- Luftwaffe soldiers loading the DFS 230 in preparation for deployment.

General information
- Type: Troop glider
- Manufacturer: DFS
- Designer: Hans Jacobs
- Primary user: Luftwaffe
- Number built: 1,600+

History
- Manufactured: 1939-1943
- Introduction date: 1939
- First flight: 1937
- Retired: 1945

= DFS 230 =

German WWII transport glider

The DFS 230 was a German transport glider operated by the Luftwaffe in World War II. It was developed in 1933 by the Deutsche Forschungsanstalt für Segelflug (DFS - "German Research Institute for Sailplane Flight") with Hans Jacobs as the head designer. The glider was the German inspiration for the British Hotspur glider and was intended for airborne assault operations.

In addition to the pilot, the DFS-230 glider had room for nine men who sat close together on a narrow bench located in the middle of the fuselage (six facing forward, and four backward). Entry and exit to the cramped interior was by a single side door. The front passenger could operate its only armament, a machine gun. It was an assault glider, designed to land directly on top of its target, so it was equipped with a parachute brake. This allowed the glider to approach its target in a dive at an angle of eighty degrees and land within 60 ft of its target. It could carry up to 1200 kg of cargo.

It played significant roles in the operations at Fort Eben-Emael, the Battle of Crete, and in the rescue of Benito Mussolini. It was also used in North Africa. However, it was used chiefly in supplying encircled forces on the Eastern Front such as supplying the Demyansk Pocket, the Kholm Pocket, Stalingrad, and the defenders of Festung Budapest (until February 12, 1945). Although production ceased in 1943, it was used right up to the end of the war, for instance, supplying Berlin and Breslau until May 1945.
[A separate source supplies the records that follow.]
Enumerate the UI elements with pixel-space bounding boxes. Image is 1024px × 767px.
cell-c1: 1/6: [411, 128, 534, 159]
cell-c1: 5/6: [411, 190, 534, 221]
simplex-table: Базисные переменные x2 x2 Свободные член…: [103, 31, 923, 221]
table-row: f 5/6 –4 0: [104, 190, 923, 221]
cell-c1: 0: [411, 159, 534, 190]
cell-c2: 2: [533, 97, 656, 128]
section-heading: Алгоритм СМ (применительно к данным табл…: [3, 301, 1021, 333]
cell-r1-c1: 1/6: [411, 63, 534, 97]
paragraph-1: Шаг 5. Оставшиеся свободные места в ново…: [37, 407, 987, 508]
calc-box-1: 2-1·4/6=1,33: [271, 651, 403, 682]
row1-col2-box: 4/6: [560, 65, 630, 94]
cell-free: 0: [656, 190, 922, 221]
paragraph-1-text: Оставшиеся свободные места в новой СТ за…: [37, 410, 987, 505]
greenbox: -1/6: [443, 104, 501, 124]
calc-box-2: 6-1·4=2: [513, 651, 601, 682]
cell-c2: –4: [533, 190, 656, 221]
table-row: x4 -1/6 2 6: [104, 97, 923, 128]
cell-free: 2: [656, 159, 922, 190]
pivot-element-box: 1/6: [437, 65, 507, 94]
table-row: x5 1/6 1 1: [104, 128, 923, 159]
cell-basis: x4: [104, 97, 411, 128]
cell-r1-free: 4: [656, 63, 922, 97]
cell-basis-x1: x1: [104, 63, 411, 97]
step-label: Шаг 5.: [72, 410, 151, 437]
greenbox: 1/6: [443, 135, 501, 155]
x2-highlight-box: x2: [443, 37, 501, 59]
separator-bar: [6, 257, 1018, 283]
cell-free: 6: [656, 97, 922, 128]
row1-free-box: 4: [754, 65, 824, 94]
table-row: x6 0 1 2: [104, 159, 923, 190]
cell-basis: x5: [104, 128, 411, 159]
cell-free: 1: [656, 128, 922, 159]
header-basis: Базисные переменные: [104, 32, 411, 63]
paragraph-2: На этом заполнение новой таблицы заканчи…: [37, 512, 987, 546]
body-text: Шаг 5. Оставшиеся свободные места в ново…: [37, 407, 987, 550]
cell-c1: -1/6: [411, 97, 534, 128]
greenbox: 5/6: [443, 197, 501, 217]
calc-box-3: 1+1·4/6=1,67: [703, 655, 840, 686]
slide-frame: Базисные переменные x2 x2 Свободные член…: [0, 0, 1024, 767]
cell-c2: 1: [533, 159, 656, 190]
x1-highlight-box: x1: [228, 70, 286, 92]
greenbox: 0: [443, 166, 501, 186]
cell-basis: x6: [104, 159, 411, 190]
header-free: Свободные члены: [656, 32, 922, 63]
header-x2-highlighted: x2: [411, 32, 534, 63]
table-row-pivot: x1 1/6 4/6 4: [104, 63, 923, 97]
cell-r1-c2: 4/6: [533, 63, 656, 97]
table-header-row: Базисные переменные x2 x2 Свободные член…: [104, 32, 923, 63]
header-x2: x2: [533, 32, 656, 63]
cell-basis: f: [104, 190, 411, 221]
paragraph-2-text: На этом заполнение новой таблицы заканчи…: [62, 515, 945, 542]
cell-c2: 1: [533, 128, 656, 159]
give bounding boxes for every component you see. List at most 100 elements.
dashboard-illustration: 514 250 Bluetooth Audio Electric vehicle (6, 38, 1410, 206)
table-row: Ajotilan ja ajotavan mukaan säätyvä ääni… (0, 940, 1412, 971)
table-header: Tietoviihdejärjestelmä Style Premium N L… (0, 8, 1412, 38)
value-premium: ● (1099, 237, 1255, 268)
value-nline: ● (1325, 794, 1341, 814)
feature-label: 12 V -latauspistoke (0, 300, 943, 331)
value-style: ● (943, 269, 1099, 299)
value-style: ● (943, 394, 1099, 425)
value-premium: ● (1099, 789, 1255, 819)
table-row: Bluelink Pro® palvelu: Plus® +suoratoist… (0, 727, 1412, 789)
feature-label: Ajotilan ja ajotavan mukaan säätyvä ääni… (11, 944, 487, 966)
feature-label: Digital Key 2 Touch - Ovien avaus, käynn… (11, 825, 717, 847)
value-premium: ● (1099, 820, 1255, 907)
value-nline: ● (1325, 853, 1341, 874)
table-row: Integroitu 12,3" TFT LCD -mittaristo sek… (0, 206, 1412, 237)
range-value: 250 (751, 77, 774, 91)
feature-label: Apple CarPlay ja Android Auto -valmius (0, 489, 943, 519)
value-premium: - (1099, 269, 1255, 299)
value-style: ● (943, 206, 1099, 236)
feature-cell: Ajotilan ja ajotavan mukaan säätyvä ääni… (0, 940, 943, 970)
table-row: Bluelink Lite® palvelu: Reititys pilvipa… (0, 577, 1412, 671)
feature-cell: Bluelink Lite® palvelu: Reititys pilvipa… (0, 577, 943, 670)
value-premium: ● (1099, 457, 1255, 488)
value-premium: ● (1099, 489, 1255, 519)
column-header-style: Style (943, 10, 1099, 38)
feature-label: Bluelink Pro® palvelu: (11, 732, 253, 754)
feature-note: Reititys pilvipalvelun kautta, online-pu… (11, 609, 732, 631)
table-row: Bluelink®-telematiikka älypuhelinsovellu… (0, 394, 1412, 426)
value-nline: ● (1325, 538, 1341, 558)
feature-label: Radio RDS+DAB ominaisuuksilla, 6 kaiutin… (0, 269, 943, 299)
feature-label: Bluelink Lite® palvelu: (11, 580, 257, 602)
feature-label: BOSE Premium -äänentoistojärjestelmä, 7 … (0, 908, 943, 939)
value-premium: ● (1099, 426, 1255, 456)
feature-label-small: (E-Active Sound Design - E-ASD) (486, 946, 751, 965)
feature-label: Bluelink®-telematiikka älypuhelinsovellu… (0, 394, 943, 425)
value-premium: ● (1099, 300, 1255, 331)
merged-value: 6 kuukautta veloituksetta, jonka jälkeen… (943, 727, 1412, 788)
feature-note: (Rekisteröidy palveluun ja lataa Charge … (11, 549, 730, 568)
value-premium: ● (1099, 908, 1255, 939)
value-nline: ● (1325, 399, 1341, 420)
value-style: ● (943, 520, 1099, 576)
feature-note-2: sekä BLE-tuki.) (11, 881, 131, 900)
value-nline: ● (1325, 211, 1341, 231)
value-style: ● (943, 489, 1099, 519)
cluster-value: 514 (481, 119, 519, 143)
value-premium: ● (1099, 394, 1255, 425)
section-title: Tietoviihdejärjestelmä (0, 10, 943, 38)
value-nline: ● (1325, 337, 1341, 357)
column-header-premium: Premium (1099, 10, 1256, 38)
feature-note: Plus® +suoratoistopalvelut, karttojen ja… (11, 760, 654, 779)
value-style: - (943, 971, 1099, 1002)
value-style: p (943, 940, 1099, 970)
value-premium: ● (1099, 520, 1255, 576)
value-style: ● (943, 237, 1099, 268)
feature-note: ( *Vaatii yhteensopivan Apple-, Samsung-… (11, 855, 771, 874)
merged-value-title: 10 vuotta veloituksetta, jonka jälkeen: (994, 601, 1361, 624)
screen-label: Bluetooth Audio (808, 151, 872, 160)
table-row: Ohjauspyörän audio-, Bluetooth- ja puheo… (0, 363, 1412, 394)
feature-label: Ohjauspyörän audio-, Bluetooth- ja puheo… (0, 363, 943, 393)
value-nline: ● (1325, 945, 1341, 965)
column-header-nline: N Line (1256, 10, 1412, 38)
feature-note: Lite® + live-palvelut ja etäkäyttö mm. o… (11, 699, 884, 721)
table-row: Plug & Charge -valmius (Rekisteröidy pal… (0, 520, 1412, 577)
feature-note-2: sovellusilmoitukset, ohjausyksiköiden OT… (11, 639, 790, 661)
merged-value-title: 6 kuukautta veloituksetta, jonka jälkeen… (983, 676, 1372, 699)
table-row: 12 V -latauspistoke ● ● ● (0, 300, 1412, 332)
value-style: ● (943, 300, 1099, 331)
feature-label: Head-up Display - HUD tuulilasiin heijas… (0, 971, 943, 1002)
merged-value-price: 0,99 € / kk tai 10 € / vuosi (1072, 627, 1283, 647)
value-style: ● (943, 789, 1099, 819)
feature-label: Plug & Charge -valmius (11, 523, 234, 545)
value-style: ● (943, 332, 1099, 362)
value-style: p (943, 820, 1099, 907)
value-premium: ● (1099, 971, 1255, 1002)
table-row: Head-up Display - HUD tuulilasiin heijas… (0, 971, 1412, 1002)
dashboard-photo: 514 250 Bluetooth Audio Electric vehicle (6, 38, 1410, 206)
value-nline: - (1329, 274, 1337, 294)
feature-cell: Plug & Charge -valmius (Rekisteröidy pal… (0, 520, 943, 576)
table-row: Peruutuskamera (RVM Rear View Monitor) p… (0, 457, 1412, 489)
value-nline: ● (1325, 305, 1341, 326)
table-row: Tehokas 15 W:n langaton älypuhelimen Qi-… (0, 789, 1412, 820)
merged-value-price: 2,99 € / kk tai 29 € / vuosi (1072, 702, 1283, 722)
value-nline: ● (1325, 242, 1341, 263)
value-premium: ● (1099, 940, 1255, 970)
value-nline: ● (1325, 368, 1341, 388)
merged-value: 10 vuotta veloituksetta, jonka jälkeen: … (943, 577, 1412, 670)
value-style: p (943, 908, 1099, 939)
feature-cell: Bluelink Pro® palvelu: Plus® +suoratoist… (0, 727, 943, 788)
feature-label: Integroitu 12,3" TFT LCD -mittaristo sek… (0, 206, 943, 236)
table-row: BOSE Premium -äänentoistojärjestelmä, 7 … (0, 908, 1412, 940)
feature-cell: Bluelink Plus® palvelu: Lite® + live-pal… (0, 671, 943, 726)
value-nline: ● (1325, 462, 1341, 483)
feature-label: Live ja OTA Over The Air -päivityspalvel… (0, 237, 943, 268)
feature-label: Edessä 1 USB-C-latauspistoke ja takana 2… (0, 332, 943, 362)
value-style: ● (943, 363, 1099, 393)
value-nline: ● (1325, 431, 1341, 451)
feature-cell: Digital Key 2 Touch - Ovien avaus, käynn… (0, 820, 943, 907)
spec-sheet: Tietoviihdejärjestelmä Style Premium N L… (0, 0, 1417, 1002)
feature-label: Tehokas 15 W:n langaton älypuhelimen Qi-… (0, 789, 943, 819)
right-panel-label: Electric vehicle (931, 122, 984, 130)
Two DFS 230s flying over Italy, towed by a pair of Junkers Ju 87B tugs

By means of a cable running along the tow rope the pilots of the tow-plane and of the freight glider were able to communicate with each other which made blind flying possible, when necessary. The towing speed of the DFS-230 was approximately 116 mph. It dropped its landing gear as soon as it was safely in the air, and landed by means of a landing skid. The DFS-230 could be towed by a Ju 52 (which could tow two with difficulty), a He 111, a Ju 87, Hs 126, a Bf 110, or a Bf 109. The Ju 52 towed the glider using a 131 ft cable or, in bad weather, a much shorter rigid bar connected by an articulated joint to the tow aircraft. The DFS-230 had the highest glide ratio (8:1) of any World War 2 military glider other than the Antonov A-7. This was because it was thought that the glider had to be capable of a long approach during landing, so that it could be released a greater distance from the target so the sound of the towing aircraft did not alert the enemy.

==Variants==

DFS 230-A at Luftwaffenmuseum der Bundeswehr

- DFS 230 A-1
Initial production version

- DFS 230 A-2
A-1 with dual-controls

- DFS 230 B-1
Braking parachute added, able to carry defensive armament (MG 34 machine gun)

- DFS 230 B-2
B-1 with dual-controls

- DFS 230 C-1
Late production version; B-1 with nose braking rockets

- DFS 230 D-1
C-1 with improved nose braking rocket design, one prototype (DFS 230 V6)

- DFS 230 F-1
Larger version with capacity for 15 soldiers, one prototype (DFS 230 V7, DV+AV)

- DFS 203
  Two DFS 230 fuselages joined by an enlarged cantilever centre section, with span of 27.6 m and length of 12.1 m due to the rear fuselage being extended. Wind tunnel testing revealed little or no advantage over the standard DFS 230 so further work was abandoned.

- Focke-Achgelis Fa 225
  A single DFS 230 converted to an auto-gyro by replacing the wings with the 3-bladed rotor from a Focke-Achgelis Fa 223, mounted on a pylon above the fuselage. The undercarriage was revised to include long oleo shock absorbers with a wide track for stability. Towed behind a Junkers Ju 52/3m during trials, it was found that the low towing speed and low approach speed made the combination more vulnerable to attack.